A Leopard ate my Keyboard

It seems one of theother niceties of Leopard (10.5.0, that is, haven’t upgraded to 10.5.1 yet) is that sometimes it will forget that the MacBook Pro has a keyboard, and you’re unable to type, even to the extent of the caps lock light no longer working. In my case the keyboard still appears as a USB device in System Profiler even when it’s not working, and there are no obvious log events happening in the Console Log.

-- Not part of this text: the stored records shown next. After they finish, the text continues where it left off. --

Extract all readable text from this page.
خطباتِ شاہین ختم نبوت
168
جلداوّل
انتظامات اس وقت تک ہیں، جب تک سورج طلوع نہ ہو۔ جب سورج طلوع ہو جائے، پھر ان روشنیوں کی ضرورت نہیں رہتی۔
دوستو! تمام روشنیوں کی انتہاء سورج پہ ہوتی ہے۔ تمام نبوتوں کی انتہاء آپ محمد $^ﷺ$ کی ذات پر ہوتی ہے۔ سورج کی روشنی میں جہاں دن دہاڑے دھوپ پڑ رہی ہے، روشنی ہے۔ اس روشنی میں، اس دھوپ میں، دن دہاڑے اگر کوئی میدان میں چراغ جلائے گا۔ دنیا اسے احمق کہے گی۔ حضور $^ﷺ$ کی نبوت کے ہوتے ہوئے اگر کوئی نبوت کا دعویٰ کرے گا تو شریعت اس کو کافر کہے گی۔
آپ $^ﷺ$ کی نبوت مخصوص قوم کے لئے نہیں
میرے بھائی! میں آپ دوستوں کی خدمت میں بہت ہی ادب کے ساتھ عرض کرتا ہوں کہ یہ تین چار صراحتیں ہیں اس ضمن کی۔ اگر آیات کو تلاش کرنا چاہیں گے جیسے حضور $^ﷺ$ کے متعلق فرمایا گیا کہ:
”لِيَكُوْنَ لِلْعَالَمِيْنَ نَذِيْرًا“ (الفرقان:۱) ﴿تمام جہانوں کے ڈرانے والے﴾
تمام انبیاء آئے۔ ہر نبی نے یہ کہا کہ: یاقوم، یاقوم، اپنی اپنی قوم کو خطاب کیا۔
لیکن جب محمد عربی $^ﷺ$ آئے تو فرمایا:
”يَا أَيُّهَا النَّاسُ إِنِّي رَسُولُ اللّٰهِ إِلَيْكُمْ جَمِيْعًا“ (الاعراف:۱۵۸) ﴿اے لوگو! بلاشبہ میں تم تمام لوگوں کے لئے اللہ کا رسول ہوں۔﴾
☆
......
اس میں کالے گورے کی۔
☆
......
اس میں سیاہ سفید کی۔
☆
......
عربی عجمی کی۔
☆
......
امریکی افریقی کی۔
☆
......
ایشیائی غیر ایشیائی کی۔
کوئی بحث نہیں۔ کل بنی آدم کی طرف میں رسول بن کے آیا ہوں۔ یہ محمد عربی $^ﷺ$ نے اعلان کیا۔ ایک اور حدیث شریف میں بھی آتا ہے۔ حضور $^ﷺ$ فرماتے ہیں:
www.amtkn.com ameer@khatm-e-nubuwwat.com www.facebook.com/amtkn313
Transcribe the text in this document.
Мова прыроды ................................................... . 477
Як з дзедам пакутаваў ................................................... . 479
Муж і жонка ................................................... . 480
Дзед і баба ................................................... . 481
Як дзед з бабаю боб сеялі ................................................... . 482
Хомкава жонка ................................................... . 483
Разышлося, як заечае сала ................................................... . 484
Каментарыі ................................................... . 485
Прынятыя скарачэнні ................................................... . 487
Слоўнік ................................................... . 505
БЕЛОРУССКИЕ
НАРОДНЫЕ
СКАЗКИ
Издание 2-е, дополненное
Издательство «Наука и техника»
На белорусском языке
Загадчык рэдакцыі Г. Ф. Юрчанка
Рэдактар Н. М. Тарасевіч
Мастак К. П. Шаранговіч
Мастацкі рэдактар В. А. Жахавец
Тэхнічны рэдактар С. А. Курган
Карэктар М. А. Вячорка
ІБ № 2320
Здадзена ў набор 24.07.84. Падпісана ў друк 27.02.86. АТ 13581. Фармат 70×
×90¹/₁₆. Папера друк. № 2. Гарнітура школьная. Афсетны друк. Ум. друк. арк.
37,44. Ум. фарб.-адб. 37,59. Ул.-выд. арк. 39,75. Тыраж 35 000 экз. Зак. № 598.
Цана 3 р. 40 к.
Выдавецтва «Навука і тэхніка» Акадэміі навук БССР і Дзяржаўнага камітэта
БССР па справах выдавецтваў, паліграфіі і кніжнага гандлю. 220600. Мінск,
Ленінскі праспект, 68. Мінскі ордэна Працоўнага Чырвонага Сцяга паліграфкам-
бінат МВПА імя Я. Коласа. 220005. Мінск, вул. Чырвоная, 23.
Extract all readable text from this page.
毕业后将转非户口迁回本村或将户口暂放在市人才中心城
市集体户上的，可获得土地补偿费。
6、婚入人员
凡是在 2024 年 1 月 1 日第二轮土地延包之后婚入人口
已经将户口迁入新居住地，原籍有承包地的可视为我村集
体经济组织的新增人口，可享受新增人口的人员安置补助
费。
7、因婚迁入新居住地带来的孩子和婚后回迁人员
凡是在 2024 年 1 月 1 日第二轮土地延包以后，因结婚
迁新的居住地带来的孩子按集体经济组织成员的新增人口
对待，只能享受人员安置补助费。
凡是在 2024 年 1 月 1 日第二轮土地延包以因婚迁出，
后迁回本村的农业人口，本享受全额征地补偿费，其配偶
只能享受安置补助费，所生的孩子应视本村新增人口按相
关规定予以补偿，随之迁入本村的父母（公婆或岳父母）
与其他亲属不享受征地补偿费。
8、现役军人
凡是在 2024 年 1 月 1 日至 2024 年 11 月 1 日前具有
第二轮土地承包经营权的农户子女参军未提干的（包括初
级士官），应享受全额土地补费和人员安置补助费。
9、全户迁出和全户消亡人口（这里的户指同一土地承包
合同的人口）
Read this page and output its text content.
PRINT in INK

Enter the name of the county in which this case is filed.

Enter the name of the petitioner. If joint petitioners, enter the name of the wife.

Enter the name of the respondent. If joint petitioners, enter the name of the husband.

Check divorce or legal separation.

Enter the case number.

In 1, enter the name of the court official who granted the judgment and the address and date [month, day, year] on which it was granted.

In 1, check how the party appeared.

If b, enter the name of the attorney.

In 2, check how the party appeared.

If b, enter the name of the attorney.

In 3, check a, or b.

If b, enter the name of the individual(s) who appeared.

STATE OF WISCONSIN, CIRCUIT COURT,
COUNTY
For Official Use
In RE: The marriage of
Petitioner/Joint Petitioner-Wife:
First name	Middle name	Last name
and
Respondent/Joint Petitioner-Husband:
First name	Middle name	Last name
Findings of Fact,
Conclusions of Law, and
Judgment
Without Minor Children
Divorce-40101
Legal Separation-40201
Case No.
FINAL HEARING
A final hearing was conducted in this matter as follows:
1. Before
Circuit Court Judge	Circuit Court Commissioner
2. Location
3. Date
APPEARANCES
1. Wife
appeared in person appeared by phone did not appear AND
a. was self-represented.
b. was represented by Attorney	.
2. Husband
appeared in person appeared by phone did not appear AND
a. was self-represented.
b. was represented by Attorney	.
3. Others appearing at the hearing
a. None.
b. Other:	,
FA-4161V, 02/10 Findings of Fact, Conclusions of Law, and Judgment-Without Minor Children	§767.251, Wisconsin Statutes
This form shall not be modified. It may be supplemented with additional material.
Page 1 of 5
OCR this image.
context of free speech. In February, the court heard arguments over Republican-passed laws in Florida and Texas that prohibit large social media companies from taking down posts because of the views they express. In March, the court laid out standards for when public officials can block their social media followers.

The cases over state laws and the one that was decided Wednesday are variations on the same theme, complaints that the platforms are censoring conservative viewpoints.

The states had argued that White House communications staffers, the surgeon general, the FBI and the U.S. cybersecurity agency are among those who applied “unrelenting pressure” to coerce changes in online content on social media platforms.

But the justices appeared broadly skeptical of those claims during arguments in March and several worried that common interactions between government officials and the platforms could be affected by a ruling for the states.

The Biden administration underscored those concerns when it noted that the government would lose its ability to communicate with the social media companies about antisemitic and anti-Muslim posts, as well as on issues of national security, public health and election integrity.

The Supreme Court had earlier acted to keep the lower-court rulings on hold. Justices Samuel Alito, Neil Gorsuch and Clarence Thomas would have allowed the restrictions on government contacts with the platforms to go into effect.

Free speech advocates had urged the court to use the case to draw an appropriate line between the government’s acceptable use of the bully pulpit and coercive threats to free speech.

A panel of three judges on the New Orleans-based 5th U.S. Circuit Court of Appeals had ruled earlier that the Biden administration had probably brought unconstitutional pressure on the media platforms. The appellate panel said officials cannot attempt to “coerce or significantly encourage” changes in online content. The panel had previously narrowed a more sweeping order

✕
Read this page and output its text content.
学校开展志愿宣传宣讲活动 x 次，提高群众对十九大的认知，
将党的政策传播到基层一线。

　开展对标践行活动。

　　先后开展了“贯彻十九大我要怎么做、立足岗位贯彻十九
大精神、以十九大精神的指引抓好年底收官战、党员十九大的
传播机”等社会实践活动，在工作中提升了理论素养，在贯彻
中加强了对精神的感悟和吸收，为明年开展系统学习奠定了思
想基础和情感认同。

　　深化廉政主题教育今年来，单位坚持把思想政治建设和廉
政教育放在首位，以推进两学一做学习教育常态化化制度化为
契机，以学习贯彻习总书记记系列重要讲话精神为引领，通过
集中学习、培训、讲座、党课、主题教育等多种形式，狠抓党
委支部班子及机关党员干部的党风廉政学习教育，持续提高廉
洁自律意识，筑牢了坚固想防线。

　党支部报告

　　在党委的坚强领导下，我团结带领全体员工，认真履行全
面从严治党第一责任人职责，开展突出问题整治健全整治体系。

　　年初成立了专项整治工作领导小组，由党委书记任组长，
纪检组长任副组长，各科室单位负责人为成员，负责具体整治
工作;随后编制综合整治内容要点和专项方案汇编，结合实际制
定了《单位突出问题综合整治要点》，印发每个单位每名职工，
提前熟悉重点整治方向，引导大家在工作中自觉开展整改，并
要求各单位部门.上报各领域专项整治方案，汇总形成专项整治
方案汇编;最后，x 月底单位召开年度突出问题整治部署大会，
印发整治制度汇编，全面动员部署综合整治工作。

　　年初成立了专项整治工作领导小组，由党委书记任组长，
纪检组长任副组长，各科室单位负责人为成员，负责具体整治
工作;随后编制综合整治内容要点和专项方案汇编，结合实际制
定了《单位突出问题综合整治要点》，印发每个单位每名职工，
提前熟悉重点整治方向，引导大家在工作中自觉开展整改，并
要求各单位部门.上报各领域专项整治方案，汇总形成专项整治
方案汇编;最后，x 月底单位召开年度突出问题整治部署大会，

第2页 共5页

This never happened under Tiger. Others seem to be reporting this on Apple forums as well.

Update – Yes, an external USB keyboard works while the internal one is not responding.

Leopard can’t handle ‘%’ in fileshare passwords

In Leopard if you try to connect to a remote server in the Finder and have ‘%’ in the password, NetAuthAgent will crash with a bus error. As reported on Macintouch (and indirectly on MacEnterprise). I’m not sure if this behaviour persists in 10.5.1.